Handed down on Thursday, the ruling means that thousands more people with mental health problems and disabilities that affect their social interactions will now be able to access the Personal Independence Payment (PIP), which replaced Disability Living Allowance.

The case centred on a PIP claimant known as MM, who raised a challenge against the Department for Work and Pensions around the way PIP assessments are scored.

He argued that assessors have to decide whether someone needs “prompting” to engage with other people, or if they need “social support”.

Prompting attracts a score of two, while needing social support receives a score of four. PIP claimants need to score a total of eight points across all criteria to be eligible for the £58.70 basic weekly payment, while the enhanced rate of £87.75 requires 12 points.

MM had originally been deemed ineligible for PIP after arguing there was confusion over the criteria. He successfully challenged this decision in the Inner Court in Scotland but the government appealed the decision to the Supreme Court.

The Supreme Court agreed with MM and the charity Mind, which supported him in his case. The ruling means that many more people will be entitled to four points under this activity rather than two, which could be the difference between getting a PIP award and being turned down.

Mind estimates that since PIP was introduced, more than 425,000 people with conditions classed as ‘psychiatric disorders’ have been turned down for the benefit.

The charity said that the question covered by the ruling is one of the most relevant parts of the PIP assessment for people with mental health problems.

The way the benefit is assessed has attracted a barrage of criticism since it came into effect.

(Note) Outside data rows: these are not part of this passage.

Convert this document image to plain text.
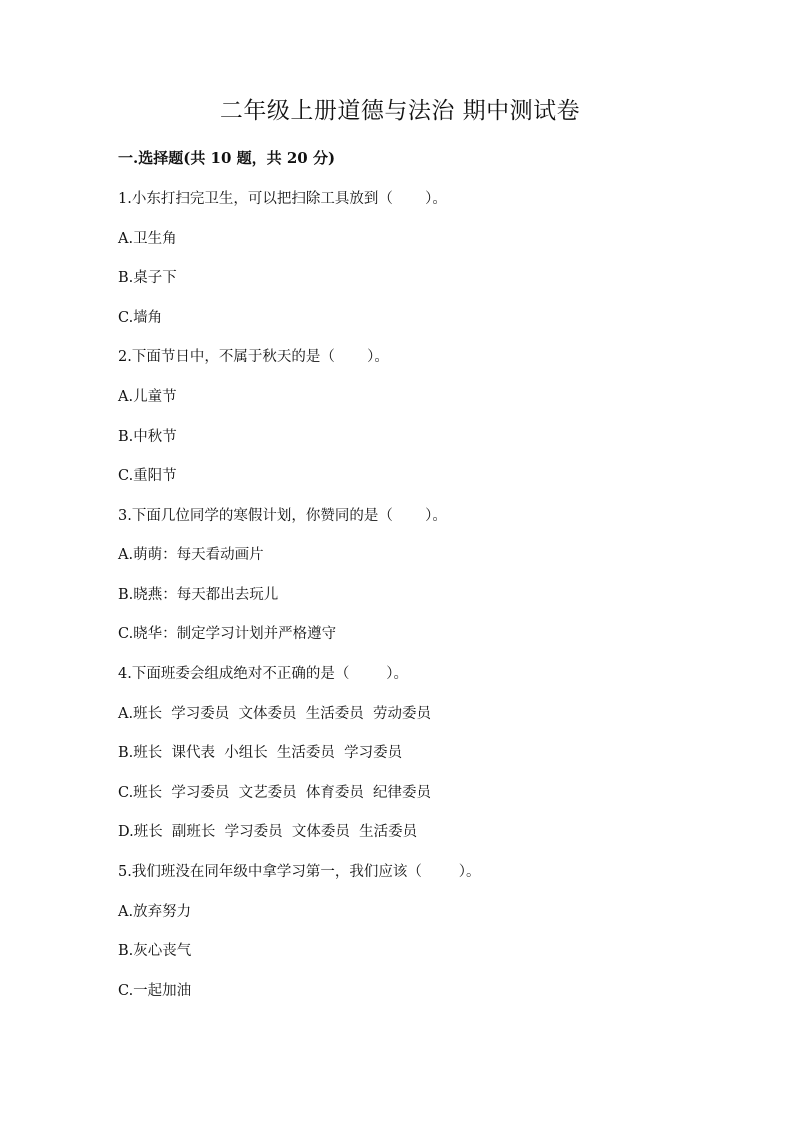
二年级上册道德与法治 期中测试卷
一.选择题(共 10 题，共 20 分)
1.小东打扫完卫生，可以把扫除工具放到（       ）。
A.卫生角
B.桌子下
C.墙角
2.下面节日中，不属于秋天的是（       ）。
A.儿童节
B.中秋节
C.重阳节
3.下面几位同学的寒假计划，你赞同的是（       ）。
A.萌萌：每天看动画片
B.晓燕：每天都出去玩儿
C.晓华：制定学习计划并严格遵守
4.下面班委会组成绝对不正确的是（        ）。
A.班长  学习委员  文体委员  生活委员  劳动委员
B.班长  课代表  小组长  生活委员  学习委员
C.班长  学习委员  文艺委员  体育委员  纪律委员
D.班长  副班长  学习委员  文体委员  生活委员
5.我们班没在同年级中拿学习第一，我们应该（        ）。
A.放弃努力
B.灰心丧气
C.一起加油
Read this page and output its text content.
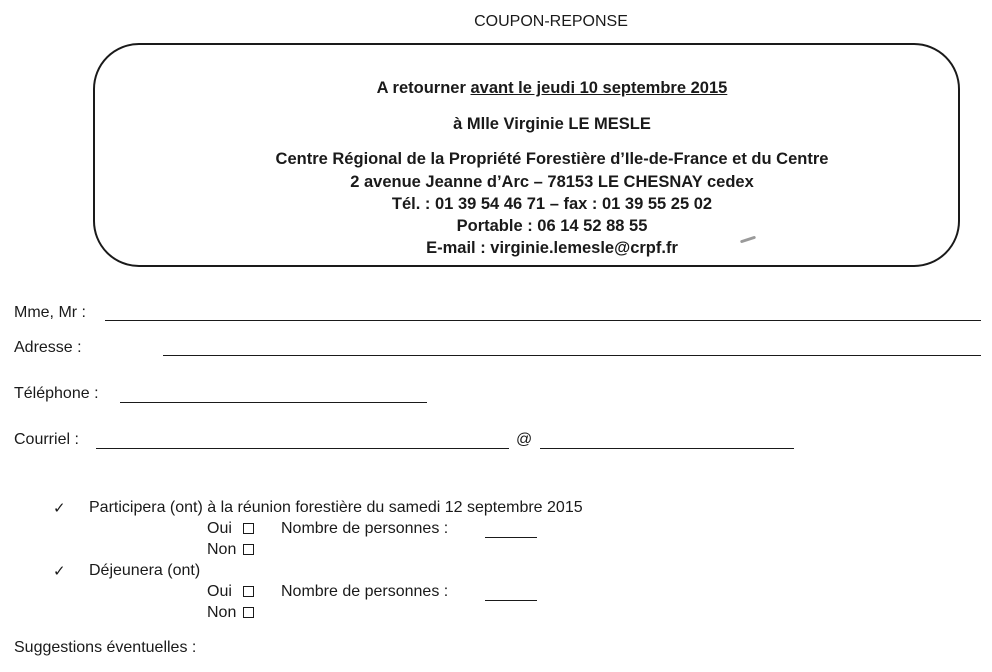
COUPON-REPONSE
A retourner avant le jeudi 10 septembre 2015
à Mlle Virginie LE MESLE
Centre Régional de la Propriété Forestière d’Ile-de-France et du Centre
2 avenue Jeanne d’Arc – 78153 LE CHESNAY cedex
Tél. : 01 39 54 46 71 – fax : 01 39 55 25 02
Portable : 06 14 52 88 55
E-mail : virginie.lemesle@crpf.fr
Mme, Mr :
Adresse :
Téléphone :
Courriel :	@
✓ Participera (ont) à la réunion forestière du samedi 12 septembre 2015
Oui	Nombre de personnes :
Non
✓ Déjeunera (ont)
Oui	Nombre de personnes :
Non
Suggestions éventuelles :
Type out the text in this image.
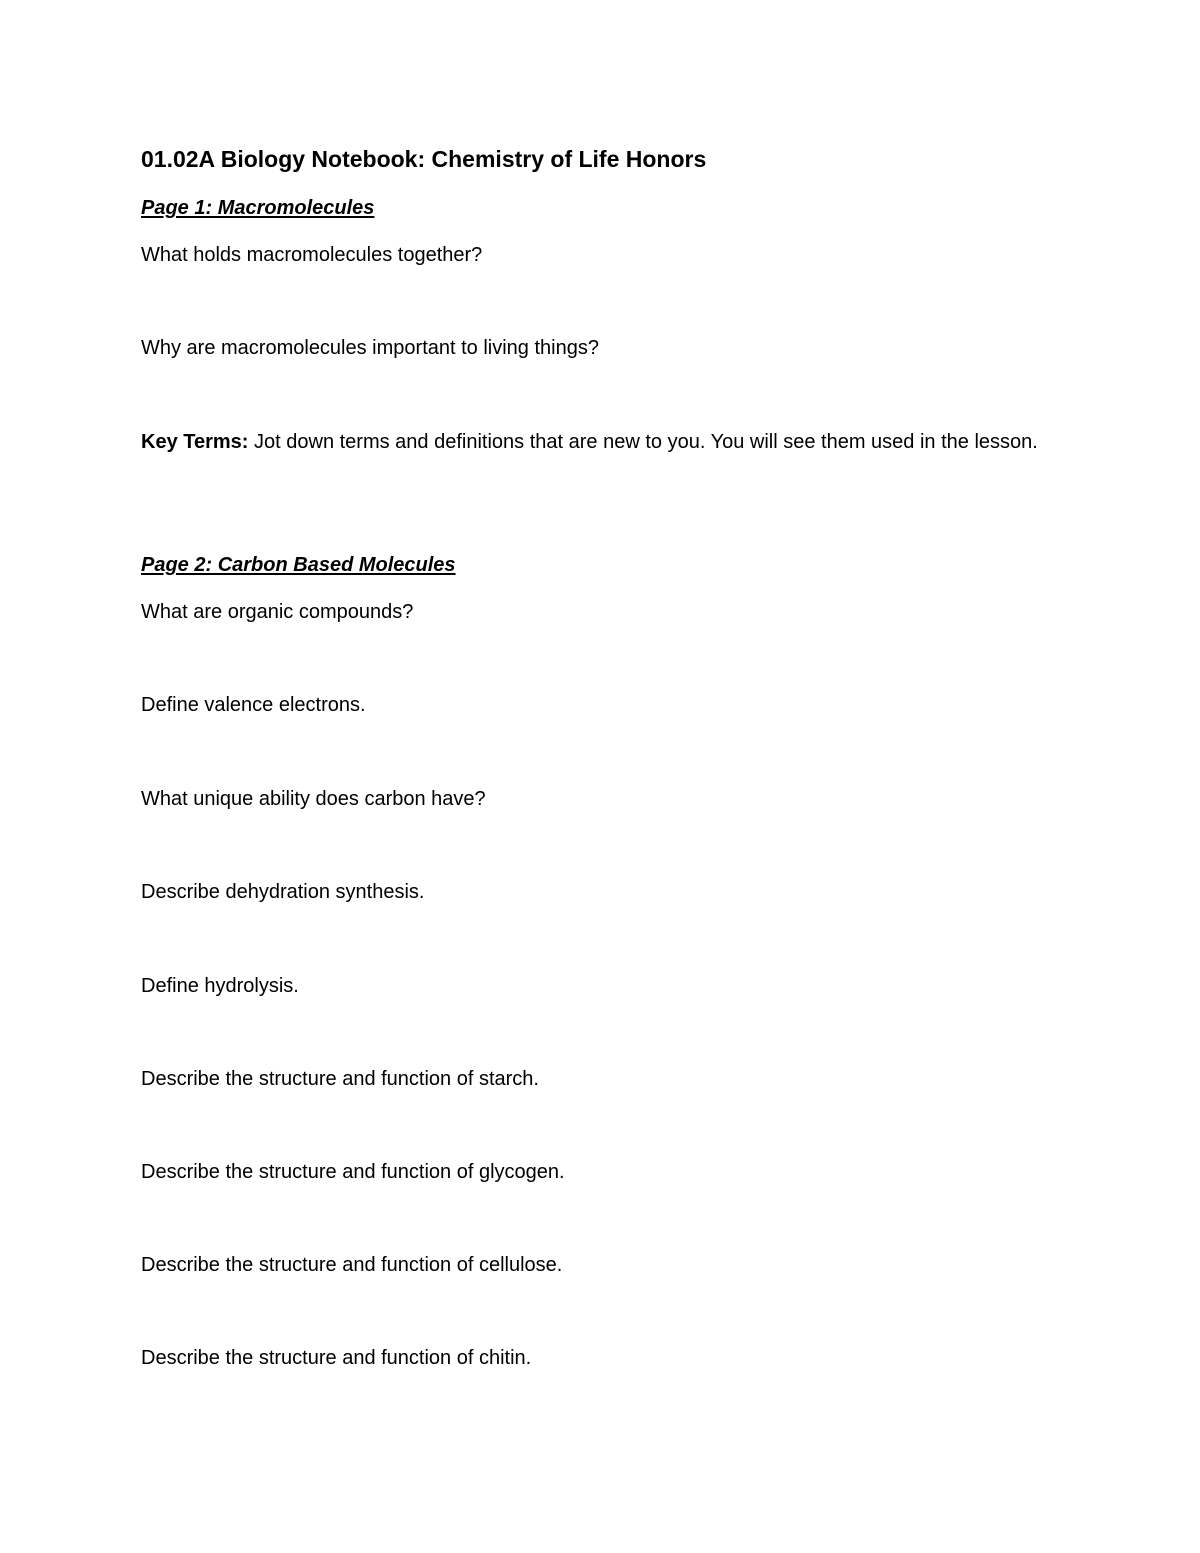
01.02A Biology Notebook: Chemistry of Life Honors

Page 1: Macromolecules

What holds macromolecules together?

Why are macromolecules important to living things?

Key Terms: Jot down terms and definitions that are new to you. You will see them used in the lesson.

Page 2: Carbon Based Molecules

What are organic compounds?

Define valence electrons.

What unique ability does carbon have?

Describe dehydration synthesis.

Define hydrolysis.

Describe the structure and function of starch.

Describe the structure and function of glycogen.

Describe the structure and function of cellulose.

Describe the structure and function of chitin.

A recent report by Marie Curie noted how terminally ill cancer sufferers had been denied the benefit because they were unable to provide the right ‘proof’ of their diagnosis.

Sophie Corlett, Mind’s director of external relations, described the assessments as “draconian”.

“Living with a mental health problem can be extremely isolating but with the right support people can maintain important social connections that in turn can improve their wellbeing,” she said.

“Mind hopes, that, with this ruling, thousands more will be able to benefit from much needed help, which could go towards paying for a support worker, or for other help to see trusted family and friends, or form and build social ties at support groups.”

This is the first time a case about PIP has reached the Supreme Court.